経験判断って、経験したものすべてにたいしては言えないってことですね? その前提に経験的判断があって、そこから経験判断になるものと、ならないものがあるってこと言いたいって思うけど! 少し先にいくと知覚判断って言葉が出てくるから… それが、経験判断にならないものって、考えれば… 連載 超訳プロレゴメナ 305 読書会編 204
第31回読書会(つづき)
栗林雄太:
前島さんが引用したのは、18節の冒頭ですが、経験判断って、経験したものすべてにたいしては言えないってことですね?
桐川夢見:
そうみたい、でも判りにくい! その前提に経験的判断があって、そこから経験判断になるものと、ならないものがあるってこと言いたいって思うけど!
山際このみ:
そうなんだろうね! 少し先にいくと知覚判断って言葉が出てくるからね。それが、経験判断にならないものって、考えればいいんだね!
経験的判断は、客観的な妥当性があることを前提にした経験判断だ。しかし、それが主観的にだけ妥当するだけなら、ぼくはそれを単なる知覚判断と呼ぶ。
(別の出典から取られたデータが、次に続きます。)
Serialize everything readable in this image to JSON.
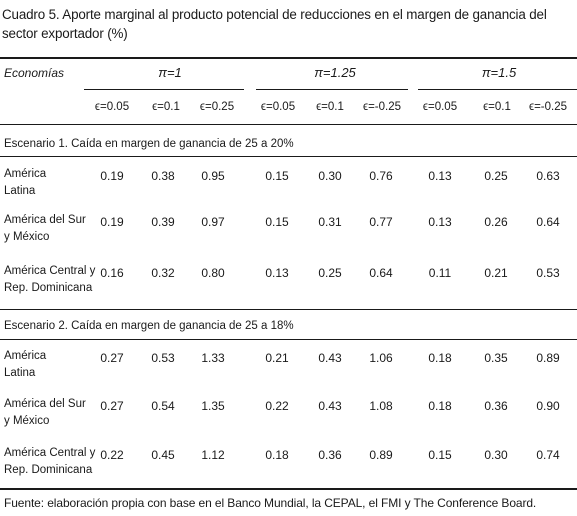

知覚判断は、理解するための純粋理解力概念を必要とせず、思考する主体での認識の論理的結合を必要とするだけだ。
知覚判断って、感じただけの経験… 理解力を通して理念にまでには昇華しないものって観ればいいみたいにも思うけど…
曽根康夫:
この箇所は、ゼミでは一年ほど前にやったとこだけど… その時は、こんなこと問題にしませんでしたよね。もっともその時使ってテキストでは、こんな具合でしたから…
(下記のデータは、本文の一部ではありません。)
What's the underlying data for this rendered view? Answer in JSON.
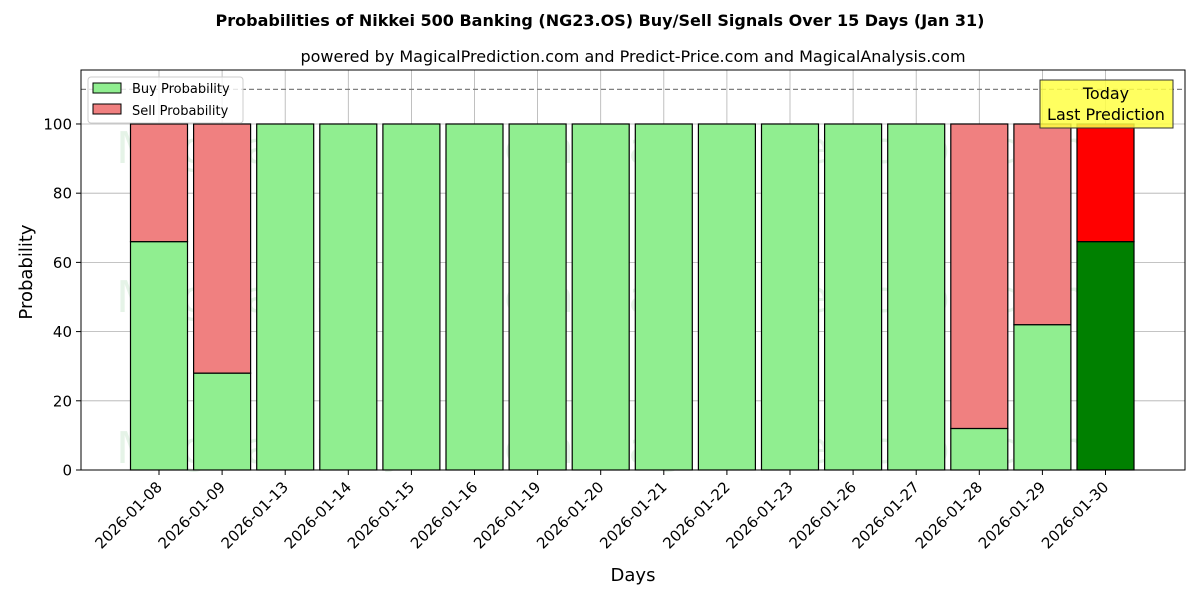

経験的判断は、それが客観的妥当性を、もつ限りにおいて経験判断である。しかし私は、単に主観的にのみ妥当する経験的判断のほうを、知覚判断と名づける。経験的判断は純粋悟性概念を必要としない、この判断に必要なのは、思考する主観における知覚の論理的連結だけである。これに反して経験判断のほうは、常に感性的直観における表象を超えて、更に特殊な概命――すなわち悟性において根源的に、産出された概念〔カテゴリー〕を必要とする、そしてこれらの概念が、客観的に妥当する経験判断を成立させるのである。
須田隆雄:
ほんとうにわかりにくい文章だね! まず、日本語に翻訳しなければならないみたいで、その時は、うんざりしてたんじゃないかな!
前島幸太郎:
たしかに、あのテキストでは、暗中模索することが多くって、は疑問が浮んでくる手前で、止まってしまっていたんじゃないのかな?
牧野照邦:
それでも、何度か読んで入れば、今、ここで言っている疑問も浮かんできたはずですよ! ぼくのころは、まだ先生の超訳はなかったから、あのテキストで、解読していくしかなかったんですけど… それは、けっしていい方法とは言えませんからね!